Spain, sit and talk” (España, siéntate y habla) fue uno de los mensajes del llamado Tsunami Democrático, el movimiento que coordinó parte de las protestas a la sentencia del Supremo. El Camp Nou llegó a gritar la consigna en el clásico de diciembre de 2019. Ese nivel de entusiasmo, sin embargo, nunca ha acompañado la mesa de diálogo que pactaron el PSOE y ERC al año siguiente. Una fórmula sin arraigo jurídico y que se ha convertido en una verdadera gincana. La exigencia del Ejecutivo catalán es la celebración de un referéndum pactado y una amnistía para los que llama “represaliados”. Dos planteamientos a los que el Gobierno de Sánchez responde con su “agenda para el reencuentro”: una lista de 41 reivindicaciones históricas del Govern que se abre a negociar y cuyo balance, de entrada, no parece muy prometedor.

Las críticas a la mesa no cesan. En Junts la ningunearon desde un principio y, si bien dicen —con la boca pequeña— que hay que darle una oportunidad al diálogo, creen que ERC lo pervierte al garantizar la gobernabilidad en el Congreso. De hecho, no participan. Al mismo tiempo, en Madrid, PP, Vox y Cs ven ese foro como el peaje del líder socialista para mantenerse en el poder. O una manera más para dar supuestos privilegios a Cataluña.

Tras el primer encuentro en La Moncloa en febrero de 2020 entre Sánchez y Torra, la mesa se ha visto sucesivamente paralizada por la pandemia, la erupción del volcán de La Palma, el calendario electoral, el caso Pegasus —Aragonès era uno de los espiados por orden judicial— y la dificultad material de mostrar algún acuerdo significativo. Bajo el mandato del republicano se han celebrado dos reuniones.
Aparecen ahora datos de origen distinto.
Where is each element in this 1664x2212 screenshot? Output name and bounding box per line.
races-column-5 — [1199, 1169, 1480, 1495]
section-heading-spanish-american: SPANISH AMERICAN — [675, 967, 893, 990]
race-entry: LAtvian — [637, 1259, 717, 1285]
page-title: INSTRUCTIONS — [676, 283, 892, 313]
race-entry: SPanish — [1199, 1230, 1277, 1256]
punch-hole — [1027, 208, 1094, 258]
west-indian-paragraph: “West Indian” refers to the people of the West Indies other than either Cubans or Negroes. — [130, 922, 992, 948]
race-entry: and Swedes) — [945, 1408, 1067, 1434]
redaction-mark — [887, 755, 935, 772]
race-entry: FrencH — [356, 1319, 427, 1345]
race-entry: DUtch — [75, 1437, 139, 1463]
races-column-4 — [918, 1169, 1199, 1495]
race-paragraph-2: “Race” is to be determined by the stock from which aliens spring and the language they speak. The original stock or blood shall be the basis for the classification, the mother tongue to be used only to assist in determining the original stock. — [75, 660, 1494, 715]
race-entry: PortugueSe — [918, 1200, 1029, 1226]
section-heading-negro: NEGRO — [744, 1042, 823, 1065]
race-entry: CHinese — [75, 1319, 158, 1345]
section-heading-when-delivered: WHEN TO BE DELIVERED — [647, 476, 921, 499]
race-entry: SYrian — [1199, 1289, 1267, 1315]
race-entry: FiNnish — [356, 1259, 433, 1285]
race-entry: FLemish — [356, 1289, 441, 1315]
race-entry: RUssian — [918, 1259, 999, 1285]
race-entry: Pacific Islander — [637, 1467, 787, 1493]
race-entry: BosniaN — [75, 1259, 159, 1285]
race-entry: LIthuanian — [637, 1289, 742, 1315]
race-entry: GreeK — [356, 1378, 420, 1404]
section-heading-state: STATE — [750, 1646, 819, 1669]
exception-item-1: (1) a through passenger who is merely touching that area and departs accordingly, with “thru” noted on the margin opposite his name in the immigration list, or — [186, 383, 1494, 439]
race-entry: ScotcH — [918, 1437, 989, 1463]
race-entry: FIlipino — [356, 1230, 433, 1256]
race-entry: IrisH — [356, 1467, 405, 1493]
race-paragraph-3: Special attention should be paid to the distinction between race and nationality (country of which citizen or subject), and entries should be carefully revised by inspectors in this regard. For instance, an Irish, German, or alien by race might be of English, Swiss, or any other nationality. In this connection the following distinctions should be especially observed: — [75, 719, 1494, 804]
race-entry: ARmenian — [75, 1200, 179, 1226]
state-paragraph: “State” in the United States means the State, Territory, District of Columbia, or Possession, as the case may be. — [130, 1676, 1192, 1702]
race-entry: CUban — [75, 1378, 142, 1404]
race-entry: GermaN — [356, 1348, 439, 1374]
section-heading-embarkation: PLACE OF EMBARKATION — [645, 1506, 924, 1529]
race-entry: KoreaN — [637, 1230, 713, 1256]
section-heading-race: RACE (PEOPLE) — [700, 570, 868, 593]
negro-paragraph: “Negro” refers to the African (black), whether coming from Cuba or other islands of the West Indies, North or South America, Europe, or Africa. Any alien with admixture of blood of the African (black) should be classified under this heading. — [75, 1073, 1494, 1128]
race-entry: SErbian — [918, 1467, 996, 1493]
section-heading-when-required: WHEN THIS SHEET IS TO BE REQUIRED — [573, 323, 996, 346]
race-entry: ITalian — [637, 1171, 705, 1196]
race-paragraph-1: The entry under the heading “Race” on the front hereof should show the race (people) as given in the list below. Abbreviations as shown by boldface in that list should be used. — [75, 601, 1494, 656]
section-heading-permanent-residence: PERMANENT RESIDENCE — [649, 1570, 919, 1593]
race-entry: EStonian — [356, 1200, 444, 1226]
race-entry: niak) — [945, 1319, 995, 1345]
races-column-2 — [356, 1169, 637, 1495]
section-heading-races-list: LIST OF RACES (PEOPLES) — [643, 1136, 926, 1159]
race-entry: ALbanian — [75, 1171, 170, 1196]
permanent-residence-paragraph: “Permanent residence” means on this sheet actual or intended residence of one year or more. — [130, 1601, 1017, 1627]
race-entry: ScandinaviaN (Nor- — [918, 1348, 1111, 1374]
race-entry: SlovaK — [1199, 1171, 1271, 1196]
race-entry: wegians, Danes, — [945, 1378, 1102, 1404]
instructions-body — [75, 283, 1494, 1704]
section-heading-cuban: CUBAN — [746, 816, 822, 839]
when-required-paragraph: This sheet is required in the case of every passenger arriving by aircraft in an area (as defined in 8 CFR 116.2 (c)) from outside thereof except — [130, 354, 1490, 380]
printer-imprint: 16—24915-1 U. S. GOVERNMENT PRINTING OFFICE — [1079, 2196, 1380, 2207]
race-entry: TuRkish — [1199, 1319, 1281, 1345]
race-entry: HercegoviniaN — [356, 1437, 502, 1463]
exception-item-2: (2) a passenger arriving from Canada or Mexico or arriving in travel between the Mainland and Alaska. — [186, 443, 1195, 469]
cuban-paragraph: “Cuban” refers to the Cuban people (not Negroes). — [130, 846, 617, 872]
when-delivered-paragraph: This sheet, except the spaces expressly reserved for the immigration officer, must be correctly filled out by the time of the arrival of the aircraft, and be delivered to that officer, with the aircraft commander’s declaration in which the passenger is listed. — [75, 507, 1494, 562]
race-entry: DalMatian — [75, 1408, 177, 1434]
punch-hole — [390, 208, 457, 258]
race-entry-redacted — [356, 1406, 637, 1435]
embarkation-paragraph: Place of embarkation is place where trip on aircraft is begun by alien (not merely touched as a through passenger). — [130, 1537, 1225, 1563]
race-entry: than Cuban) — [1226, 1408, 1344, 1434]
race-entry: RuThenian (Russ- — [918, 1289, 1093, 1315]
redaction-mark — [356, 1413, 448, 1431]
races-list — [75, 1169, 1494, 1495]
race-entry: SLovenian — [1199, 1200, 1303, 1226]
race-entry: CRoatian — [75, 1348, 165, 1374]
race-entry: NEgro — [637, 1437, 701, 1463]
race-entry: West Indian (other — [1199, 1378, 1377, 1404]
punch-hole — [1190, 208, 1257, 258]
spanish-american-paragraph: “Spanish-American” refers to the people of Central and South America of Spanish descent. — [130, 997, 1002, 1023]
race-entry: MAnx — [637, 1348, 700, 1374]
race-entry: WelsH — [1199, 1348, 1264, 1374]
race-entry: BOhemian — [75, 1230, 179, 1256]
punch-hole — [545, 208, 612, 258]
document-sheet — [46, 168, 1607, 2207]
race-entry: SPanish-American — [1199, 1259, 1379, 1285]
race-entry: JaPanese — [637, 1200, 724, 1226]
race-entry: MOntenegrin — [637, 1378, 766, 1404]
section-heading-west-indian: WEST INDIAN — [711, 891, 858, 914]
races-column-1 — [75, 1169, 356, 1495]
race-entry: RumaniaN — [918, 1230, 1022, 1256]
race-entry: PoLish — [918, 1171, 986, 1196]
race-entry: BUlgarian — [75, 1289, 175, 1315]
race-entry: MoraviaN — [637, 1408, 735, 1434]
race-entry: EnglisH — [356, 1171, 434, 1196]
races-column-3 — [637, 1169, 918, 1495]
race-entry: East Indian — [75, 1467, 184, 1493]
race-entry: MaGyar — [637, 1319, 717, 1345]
El único fruto palpable de este diálogo, además de la rebaja de la tensión política, es la decisión del Gobierno de no recurrir la ley de lenguas del Parlament, que hace imposible —al menos hasta que se pronuncie el Constitucional— aplicar la sentencia sobre el 25% de castellano en las aulas. Por lo demás, ambas partes saben que el crédito de la foto conjunta no es eterno y que, para una carrera de fondo, el escollo del año electoral que viene es altamente problemático.